Vertrag läuft aus

BVB: Transfer-Gespräche laufen – Manchester United hinter Abwehr-Juwel her

Neuer BVB-Vertrag oder Transfer nach England? Newcastle United und Manchester United jagen ein Abwehr-Ass.

Dortmund – Dan-Axel Zagadou steckt bei Borussia Dortmund wieder einmal in einem schweren Jahr. Der verletzungsanfällige Franzose hat nach einer Knie-OP nur zwei Bundesliga-Spiele über 90 Minuten absolviert.
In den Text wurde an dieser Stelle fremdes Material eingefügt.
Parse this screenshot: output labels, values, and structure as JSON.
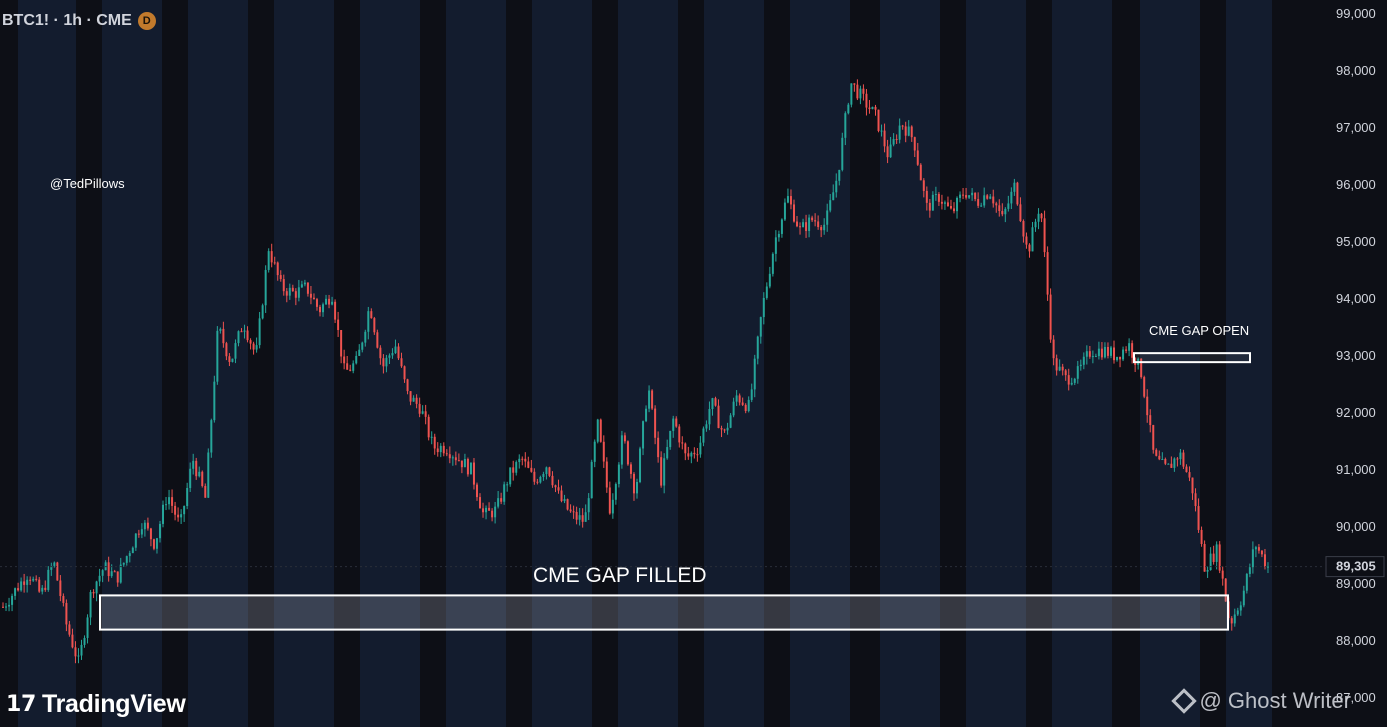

Aktuell muss er wegen einer Corona-Infektion passen.

NameDan-Axel Zagadou
Geboren3. Juni 1999 (Alter 22 Jahre), Créteil, Frankreich
Größe1,96 Meter
VereinBorussia Dortmund (BVB)

BVB (Transfer-Gerücht): Manchester United und Newcastle jagen Abwehr-Star

Dennoch: Beim BVB steht der Abwehrspieler weiterhin hoch im Kurs. Der Verein würde seinen bis Sommer 2022 laufenden Vertrag gerne verlängern – sofern Dan-Axel Zagadou fit bleibt. Und auch der 22-Jährige gilt als interessiert an einer weiteren Zusammenarbeit.

Manchester United soll BVB-Verteidiger Dan-Axel Zagadou kontaktiert haben.

Obwohl Dan-Axel Zagadou seit der Saison 2019/2020 satte 402 Tage wegen verschiedener Verletzungen verpasst hat, besitzt sein Name auch im Ausland weiterhin einen guten Klang. Laut Fussballtransfers.com sind Manchester United und Newcastle United an einem Transfer interessiert.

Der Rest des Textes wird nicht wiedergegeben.